Rogan provided "context" for his past repeated use of the word, saying he'd previously said it on air when discussing "how times have changed so much since then or about how Richard Pryor used it as one of the titles of one of his albums, or I was quoting a Lenny Bruce bit, or I was quoting a Paul Mooney bit or I was talking about how Quentin Tarantino used it repeatedly in 'Pulp Fiction.'
"I was also talking about how there's not another word like it in the entire English language because it's a word where only one group of people is allowed to use it, and they can use it in so many different words. If a White person uses it, it's racist and toxic, but a Black person can use it, and it can be a punchline, it can be a term of endearment, it can be lyrics to a rap song, it can be a positive affirmation. It's a very unusual word, but it's not my word to use. I'm well aware of that now.
"For years I used it in that manner. I never used it to be racist because I am not racist, but whenever you're in a situation where you have to say ‘I’m not racist,' you f---ed up, and I clearly have f---ed up and that's my intention to express myself in this video and say, there's nothing I can do to take that back. I wish I could. Obviously, that's not possible. I do hope that, if anything, that this can be a teachable moment," he added.
Rogan also addressed another resurfaced clip that shows him discussing a time he saw "Planet of the Apes" in a Philadelphia neighborhood with friends. He said the podcast was taken down because the joke sounded inappropriate.
"It wasn't a racist story, but it sounds terrible. It looks terrible even in context … I was just trying to be entertaining. I certainly wasn't trying to be racist, and I certainly never would want to offend someone for entertainment with something as stupid as racism," Rogan said.
"Holy s--t, it looks bad. It's part of also me doing this podcast for thousands of hours, thousands of episodes, over 12 years. I've said a lot of f---ing stupid s--t, which is fine when you're talking about most things but not when you're talking about race."
The comedian's past use of the racial slur went viral online after artist India.Arie explained why she requested her music be removed from Spotify this week. In addition to taking issue with Rogan's comments about COVID-19 vaccines, she said she also was concerned with "his language about race."
"What I am talking about is RESPECT - who gets it and who doesn't. paying musicians a Fraction of a penny? and HIM $100M? This shows the type of company that they keep.
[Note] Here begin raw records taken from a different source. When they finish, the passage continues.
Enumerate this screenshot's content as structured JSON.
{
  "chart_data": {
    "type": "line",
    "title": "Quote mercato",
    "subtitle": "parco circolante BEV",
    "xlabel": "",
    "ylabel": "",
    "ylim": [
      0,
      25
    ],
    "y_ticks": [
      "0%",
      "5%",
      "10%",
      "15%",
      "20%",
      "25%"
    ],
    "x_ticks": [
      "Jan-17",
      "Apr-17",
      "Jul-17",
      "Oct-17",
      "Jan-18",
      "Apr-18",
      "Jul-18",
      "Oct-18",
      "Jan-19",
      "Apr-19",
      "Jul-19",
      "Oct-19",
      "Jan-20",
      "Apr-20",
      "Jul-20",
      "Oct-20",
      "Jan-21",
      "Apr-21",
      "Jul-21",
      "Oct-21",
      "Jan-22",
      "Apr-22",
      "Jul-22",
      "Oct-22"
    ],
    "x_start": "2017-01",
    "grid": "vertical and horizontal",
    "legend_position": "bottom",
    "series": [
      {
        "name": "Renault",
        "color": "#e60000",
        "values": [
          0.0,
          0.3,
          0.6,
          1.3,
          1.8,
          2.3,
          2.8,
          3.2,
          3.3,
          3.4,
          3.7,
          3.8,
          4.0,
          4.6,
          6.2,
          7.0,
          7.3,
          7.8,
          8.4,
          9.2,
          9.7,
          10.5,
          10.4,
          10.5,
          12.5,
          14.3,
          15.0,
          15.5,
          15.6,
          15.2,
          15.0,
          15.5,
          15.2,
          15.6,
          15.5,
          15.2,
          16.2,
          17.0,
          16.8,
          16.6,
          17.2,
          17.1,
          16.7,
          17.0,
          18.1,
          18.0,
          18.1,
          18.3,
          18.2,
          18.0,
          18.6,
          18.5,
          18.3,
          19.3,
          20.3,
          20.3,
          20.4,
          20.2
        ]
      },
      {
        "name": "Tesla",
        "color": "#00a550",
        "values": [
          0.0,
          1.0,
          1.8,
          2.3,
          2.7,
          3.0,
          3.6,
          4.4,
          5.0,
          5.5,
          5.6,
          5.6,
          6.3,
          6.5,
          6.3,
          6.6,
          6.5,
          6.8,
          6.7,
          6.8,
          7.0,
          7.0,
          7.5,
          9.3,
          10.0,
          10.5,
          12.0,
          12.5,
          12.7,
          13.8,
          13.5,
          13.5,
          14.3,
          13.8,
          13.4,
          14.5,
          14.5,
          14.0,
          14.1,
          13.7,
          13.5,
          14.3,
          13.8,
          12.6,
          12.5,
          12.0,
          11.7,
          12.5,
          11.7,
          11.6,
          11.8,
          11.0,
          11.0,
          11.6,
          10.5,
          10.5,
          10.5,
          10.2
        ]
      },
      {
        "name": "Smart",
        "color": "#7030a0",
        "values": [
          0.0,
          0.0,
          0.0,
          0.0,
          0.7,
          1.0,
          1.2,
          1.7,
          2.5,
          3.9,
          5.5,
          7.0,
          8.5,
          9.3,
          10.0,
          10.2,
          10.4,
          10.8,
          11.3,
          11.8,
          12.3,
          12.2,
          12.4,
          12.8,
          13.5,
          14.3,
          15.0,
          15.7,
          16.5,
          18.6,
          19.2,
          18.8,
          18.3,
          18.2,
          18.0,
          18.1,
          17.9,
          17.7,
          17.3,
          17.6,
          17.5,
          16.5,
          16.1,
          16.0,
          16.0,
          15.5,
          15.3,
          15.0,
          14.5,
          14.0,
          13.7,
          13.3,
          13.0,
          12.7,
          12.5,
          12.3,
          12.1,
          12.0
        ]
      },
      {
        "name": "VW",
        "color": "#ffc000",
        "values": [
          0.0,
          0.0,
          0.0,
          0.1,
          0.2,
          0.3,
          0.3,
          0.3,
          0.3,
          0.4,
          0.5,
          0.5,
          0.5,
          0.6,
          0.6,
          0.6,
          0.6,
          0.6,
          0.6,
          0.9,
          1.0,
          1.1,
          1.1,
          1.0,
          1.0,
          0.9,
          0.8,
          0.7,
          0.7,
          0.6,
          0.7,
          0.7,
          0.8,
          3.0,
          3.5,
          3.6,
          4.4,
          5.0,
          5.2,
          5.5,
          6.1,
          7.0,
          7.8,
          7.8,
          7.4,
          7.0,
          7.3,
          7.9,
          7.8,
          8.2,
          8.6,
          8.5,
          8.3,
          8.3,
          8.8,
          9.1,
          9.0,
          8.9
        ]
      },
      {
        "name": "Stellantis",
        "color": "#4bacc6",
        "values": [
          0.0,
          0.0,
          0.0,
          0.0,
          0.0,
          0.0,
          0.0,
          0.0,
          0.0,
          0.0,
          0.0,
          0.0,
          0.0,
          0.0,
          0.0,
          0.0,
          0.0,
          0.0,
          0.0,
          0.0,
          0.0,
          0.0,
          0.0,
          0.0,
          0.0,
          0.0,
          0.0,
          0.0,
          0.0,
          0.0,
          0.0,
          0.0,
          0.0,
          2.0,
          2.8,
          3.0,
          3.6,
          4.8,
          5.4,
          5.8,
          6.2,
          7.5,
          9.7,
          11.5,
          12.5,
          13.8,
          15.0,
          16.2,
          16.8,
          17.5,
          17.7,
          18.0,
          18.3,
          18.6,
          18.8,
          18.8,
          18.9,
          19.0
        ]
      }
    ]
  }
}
I'm tired," Arie partially wrote online.
Prior to the racial slur controversy, Rogan was accused of peddling "misinformation" about COVID-19 during conversations in some of his episodes, sparking protest from progressives. Neil Young was the first to request Spotify remove his music, and other artists like Arie, Joni Mitchell, Nils Lofgren David Crosby, Stephen Stills, and more, followed suit.
Rogan broke his silence on the controversy Sunday in a nearly 10-minute video. He spoke about the challenges of preparing for his shows that are unscripted and free-flowing. He defended his interviews with Dr. Peter McCullough, a cardiologist, and Dr. Robert Malone, an infectious disease specialist, that resulted in some criticism and apparently led to Young's decision to call for his songs to be removed from the platform.
Rogan challenged the "misinformation" claim given that so much is still being learned about COVID-19. He said Spotify will begin to put a disclaimer at the beginning of these sorts of interviews, and he will also consider following them up with an expert with a different opinion.
Representatives for Spotify did not immediately return FOX Business' request for comment.
FOX Business' Nate Day and Edmund DeMarche contributed to this report.